I have never heard of this magazine before but let's just presume it somehow covered computers and such without it being a focus kind of like Consumer Reports. Given the massive title we will just call it The User's Guide to save my sanity. Running 3.95 in December 1983 US Dollars this book is basically a newbie's guide to both setting up the computer and basic core operations.
Our chapters! Chapter 1 and 2 are like bog simple instructions anyone reading this blog or actually having a copy of the manual that came with your computer already would know. But it has a nice basic overview of the Atari line they cover (The 400, 800, and 1200XL. The other XLs are not mentioned nor is much made of the 1200's incompatibilities.), and how to hook them up to a normal VHF screw TV set of the era. Not even Cable Ready Coax is mentioned! There is info on the disk and tape drive peripherals as well which is nice and handy!

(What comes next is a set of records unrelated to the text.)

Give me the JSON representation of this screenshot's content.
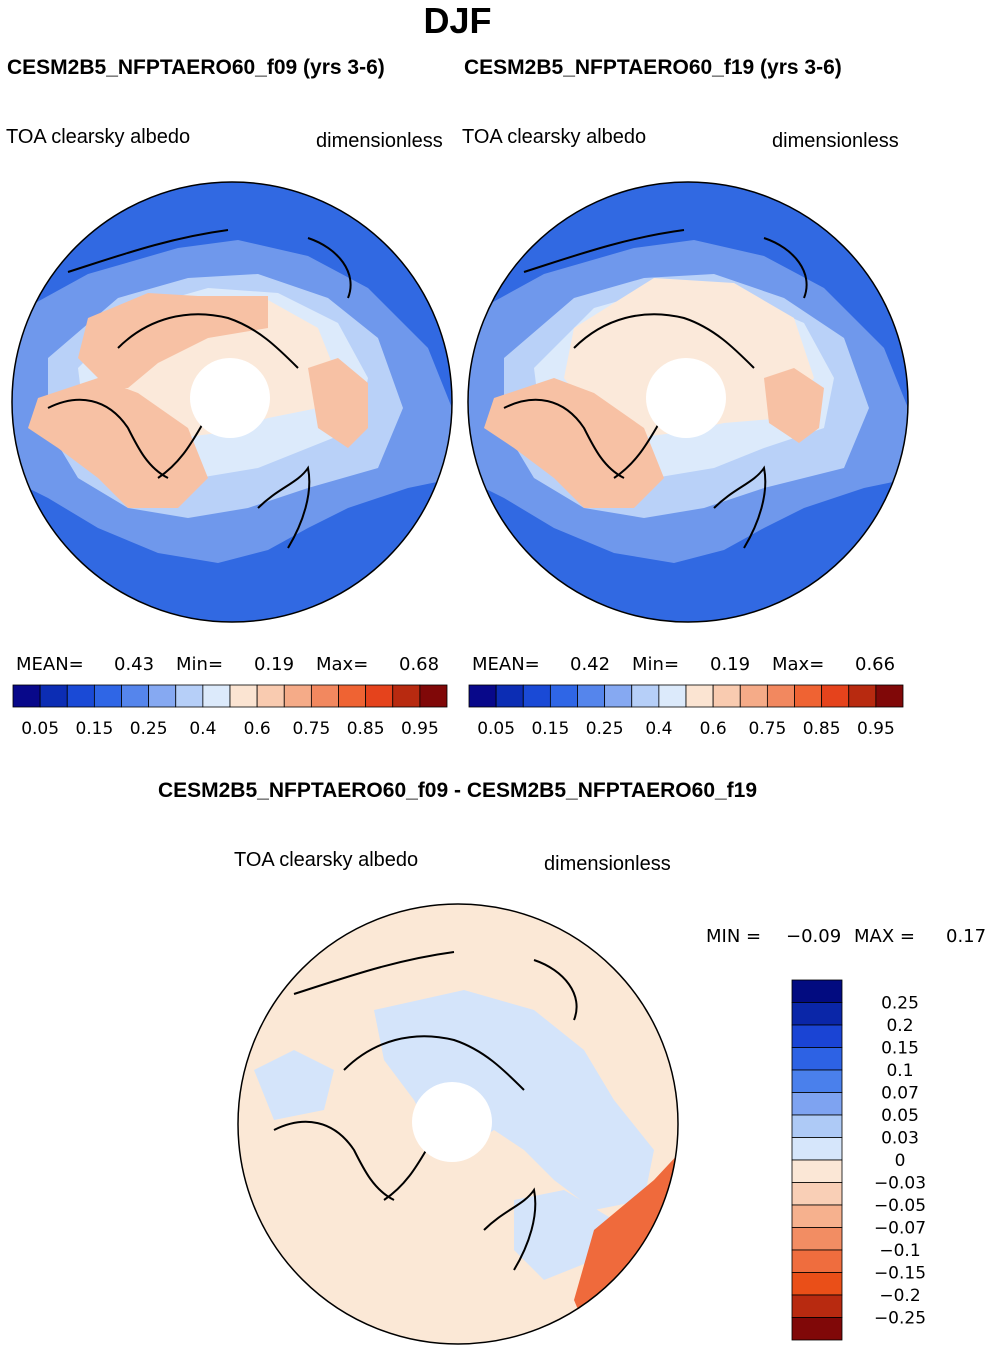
{
  "figure": {
    "season": "DJF",
    "case1_title": "CESM2B5_NFPTAERO60_f09 (yrs 3-6)",
    "case2_title": "CESM2B5_NFPTAERO60_f19 (yrs 3-6)",
    "diff_title": "CESM2B5_NFPTAERO60_f09 - CESM2B5_NFPTAERO60_f19"
  },
  "panels": [
    {
      "variable": "TOA clearsky albedo",
      "units": "dimensionless",
      "mean_label": "MEAN=",
      "mean": "0.43",
      "min_label": "Min=",
      "min": "0.19",
      "max_label": "Max=",
      "max": "0.68"
    },
    {
      "variable": "TOA clearsky albedo",
      "units": "dimensionless",
      "mean_label": "MEAN=",
      "mean": "0.42",
      "min_label": "Min=",
      "min": "0.19",
      "max_label": "Max=",
      "max": "0.66"
    },
    {
      "variable": "TOA clearsky albedo",
      "units": "dimensionless",
      "min_label": "MIN =",
      "min": "−0.09",
      "max_label": "MAX =",
      "max": "0.17"
    }
  ],
  "colorbars": {
    "abs": {
      "colors": [
        "#08088a",
        "#0c2db4",
        "#1a4ad6",
        "#2f66e6",
        "#5585ec",
        "#86a9f2",
        "#b6cff8",
        "#dceafb",
        "#fbe4d2",
        "#f9cbb0",
        "#f5ab88",
        "#f2885f",
        "#ef6333",
        "#e5431c",
        "#b82a10",
        "#800808"
      ],
      "labels": [
        "0.05",
        "0.15",
        "0.25",
        "0.4",
        "0.6",
        "0.75",
        "0.85",
        "0.95"
      ]
    },
    "diff": {
      "colors": [
        "#020b80",
        "#0a26a8",
        "#1a44d4",
        "#2d62e4",
        "#4a80ec",
        "#7ea3f1",
        "#aecaf6",
        "#d6e6fb",
        "#fbe7d6",
        "#f9cfb6",
        "#f6b18e",
        "#f28d63",
        "#ef6d3e",
        "#ea4f18",
        "#b82a10",
        "#800808"
      ],
      "labels": [
        "0.25",
        "0.2",
        "0.15",
        "0.1",
        "0.07",
        "0.05",
        "0.03",
        "0",
        "−0.03",
        "−0.05",
        "−0.07",
        "−0.1",
        "−0.15",
        "−0.2",
        "−0.25"
      ]
    }
  },
  "map_colors": {
    "deep_blue": "#3169e2",
    "mid_blue": "#6f98ec",
    "light_blue": "#b9d1f8",
    "pale_blue": "#dceafb",
    "pale_cream": "#fbe9da",
    "land_orange": "#f7c1a4",
    "diff_cream": "#fbe8d6",
    "diff_blue": "#d4e4fa",
    "diff_red": "#ef6a3c"
  }
}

A major portion of this book is these tutorial exercises with photographs of the screen output and diagrams of what keys to press on the keyboard, usually showing the mighty 800 unit but not always. Some of these are stupidly simple but given the time and how few people actually knew anything about operating any electronic devices it does kind of make a lot of sense.
The book uses a large and easy to read font, and gives excellent tutorials on getting used to computer keys and how said keys operate on these here Atari computers.

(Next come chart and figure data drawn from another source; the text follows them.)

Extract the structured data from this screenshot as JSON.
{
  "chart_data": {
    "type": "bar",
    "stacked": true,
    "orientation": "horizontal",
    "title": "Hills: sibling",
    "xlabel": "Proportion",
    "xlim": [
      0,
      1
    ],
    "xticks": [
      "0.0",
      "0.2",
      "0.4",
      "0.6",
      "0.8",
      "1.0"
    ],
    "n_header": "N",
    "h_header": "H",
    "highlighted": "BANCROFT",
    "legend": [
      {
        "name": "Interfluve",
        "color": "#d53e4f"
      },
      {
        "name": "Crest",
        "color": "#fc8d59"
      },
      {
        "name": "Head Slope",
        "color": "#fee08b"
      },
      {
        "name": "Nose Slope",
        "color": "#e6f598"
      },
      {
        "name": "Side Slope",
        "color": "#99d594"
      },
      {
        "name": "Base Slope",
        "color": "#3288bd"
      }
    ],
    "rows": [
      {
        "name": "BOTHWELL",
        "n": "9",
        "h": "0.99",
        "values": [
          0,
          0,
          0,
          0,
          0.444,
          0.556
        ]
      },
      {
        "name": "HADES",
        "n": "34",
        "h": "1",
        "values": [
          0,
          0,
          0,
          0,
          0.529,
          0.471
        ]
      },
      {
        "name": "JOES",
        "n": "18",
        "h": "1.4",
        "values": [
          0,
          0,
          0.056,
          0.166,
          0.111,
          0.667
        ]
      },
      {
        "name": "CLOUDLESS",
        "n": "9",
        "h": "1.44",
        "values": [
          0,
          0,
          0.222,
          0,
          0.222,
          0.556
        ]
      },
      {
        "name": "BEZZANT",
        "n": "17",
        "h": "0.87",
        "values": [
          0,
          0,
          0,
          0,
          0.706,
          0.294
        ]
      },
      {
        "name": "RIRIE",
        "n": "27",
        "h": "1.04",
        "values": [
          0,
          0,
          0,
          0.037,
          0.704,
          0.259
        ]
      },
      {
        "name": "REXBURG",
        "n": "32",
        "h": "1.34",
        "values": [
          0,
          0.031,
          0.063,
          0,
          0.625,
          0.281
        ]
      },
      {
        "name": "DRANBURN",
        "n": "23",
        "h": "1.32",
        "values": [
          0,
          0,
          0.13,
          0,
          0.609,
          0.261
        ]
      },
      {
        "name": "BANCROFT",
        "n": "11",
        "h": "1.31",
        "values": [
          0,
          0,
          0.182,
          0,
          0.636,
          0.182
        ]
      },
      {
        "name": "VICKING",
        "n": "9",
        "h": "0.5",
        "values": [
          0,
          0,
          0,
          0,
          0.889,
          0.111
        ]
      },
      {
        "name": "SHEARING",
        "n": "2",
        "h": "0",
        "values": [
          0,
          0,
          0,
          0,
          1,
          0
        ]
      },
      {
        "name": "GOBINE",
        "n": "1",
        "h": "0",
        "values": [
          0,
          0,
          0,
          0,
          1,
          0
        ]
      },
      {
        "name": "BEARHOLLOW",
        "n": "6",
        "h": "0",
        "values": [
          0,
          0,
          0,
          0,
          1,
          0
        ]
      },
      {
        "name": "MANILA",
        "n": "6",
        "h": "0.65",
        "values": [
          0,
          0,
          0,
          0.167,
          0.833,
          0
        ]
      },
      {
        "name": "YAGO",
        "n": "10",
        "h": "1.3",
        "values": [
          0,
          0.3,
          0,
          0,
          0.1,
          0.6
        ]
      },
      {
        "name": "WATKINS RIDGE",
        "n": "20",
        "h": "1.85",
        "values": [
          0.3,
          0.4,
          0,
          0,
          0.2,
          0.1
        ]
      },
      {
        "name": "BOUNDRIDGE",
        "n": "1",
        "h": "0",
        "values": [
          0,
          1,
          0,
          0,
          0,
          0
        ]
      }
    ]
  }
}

The book is an excellent way to get used to your Atari 8 bit computer and how they operate, albeit from a pre popular XL/XE mindset. A number of peripherals are covered with advice and info about what to buy, plus a very simple introduction to the simplest of BASIC programming commands. For historian types there is mentions of pricing on various items such as TV Set/Color Monitor combo units being available for 500 to 800 dollars in 1983 money, or monochrome monitors capable of 80 column use for 100-250 bucks. (And the need of a Bit3 Board. Nothing we really need today unless you insist on coding directly on your old computer.)

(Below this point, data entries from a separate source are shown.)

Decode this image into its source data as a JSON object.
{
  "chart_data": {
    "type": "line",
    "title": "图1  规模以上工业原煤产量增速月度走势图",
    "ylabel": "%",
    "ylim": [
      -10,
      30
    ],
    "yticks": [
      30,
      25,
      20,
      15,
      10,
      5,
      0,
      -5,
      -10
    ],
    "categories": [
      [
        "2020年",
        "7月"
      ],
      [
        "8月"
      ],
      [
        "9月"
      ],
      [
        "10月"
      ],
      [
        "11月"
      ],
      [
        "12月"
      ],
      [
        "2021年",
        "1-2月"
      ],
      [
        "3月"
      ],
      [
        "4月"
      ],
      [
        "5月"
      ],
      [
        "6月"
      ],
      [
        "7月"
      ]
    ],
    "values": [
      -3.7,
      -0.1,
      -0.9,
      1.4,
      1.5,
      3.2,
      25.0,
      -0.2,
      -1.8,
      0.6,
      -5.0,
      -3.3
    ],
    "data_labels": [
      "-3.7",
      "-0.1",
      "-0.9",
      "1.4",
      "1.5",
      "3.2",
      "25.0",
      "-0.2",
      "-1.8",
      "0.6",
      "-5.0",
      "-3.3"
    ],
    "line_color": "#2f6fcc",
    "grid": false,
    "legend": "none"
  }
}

The memory section has me salivating at the thought of Mosaic Memory Boards for the 800 which came in 32K and 64K versions. Could the 800's three memory slots work with them? Could one get their original 800 up to 196K of RAM? Would there be any incompatibilities? These are questions I am now asking myself. Because I want them. It might make it so I wouldn't really ever need the 130XE again outside of being a backup machine. (Or because I prefer its generally better video output. Which could be even better if I want to spend around 120 dollars to solder a Lotharek board into it.)
Modems are pretty much useless nowadays, but the printer coverage really shows me I might want a Plotter type printer just because it is COOL. (And depending on getting pens that work with it. And software that can use it.)
The Software section covers how to make backup copies when possible on either tape or disk and lists some programs to buy and what machines said programs will work on and what format they come in. They cover a handful of games and various educational and applications programs and also cover some programming languages since really until the 90s most people were generally expected to at least do some programming.
(Even if we all just mostly played games on the things!)
The book then covers User Groups which of course have none listed in Connecticut, Rhode Island, or Massachusetts. They even go into Compuserve and BBS stuff ending with a nearly two page listing of then active Atari BBS numbers and basic info about them. No Connecticut or Rhode Island numbers yet again.
Connecticut just doesn't have that nerdy Soul it really ought to have. A boring state most people try to run the hell away from outside of rich SOBs living on the western side who go to work in New York City. A shameful state.
So overall this book is not really a must have for any retro Atari computer person but it is a NICE and HELPFUL book to have if you can score a copy cheap.
My review score? Good. If you can get it for under 10 dollars shipped and are a novice to the Ataris it is a really useful book. Veterans probably can skip it though historians might enjoy some of the background information of the time.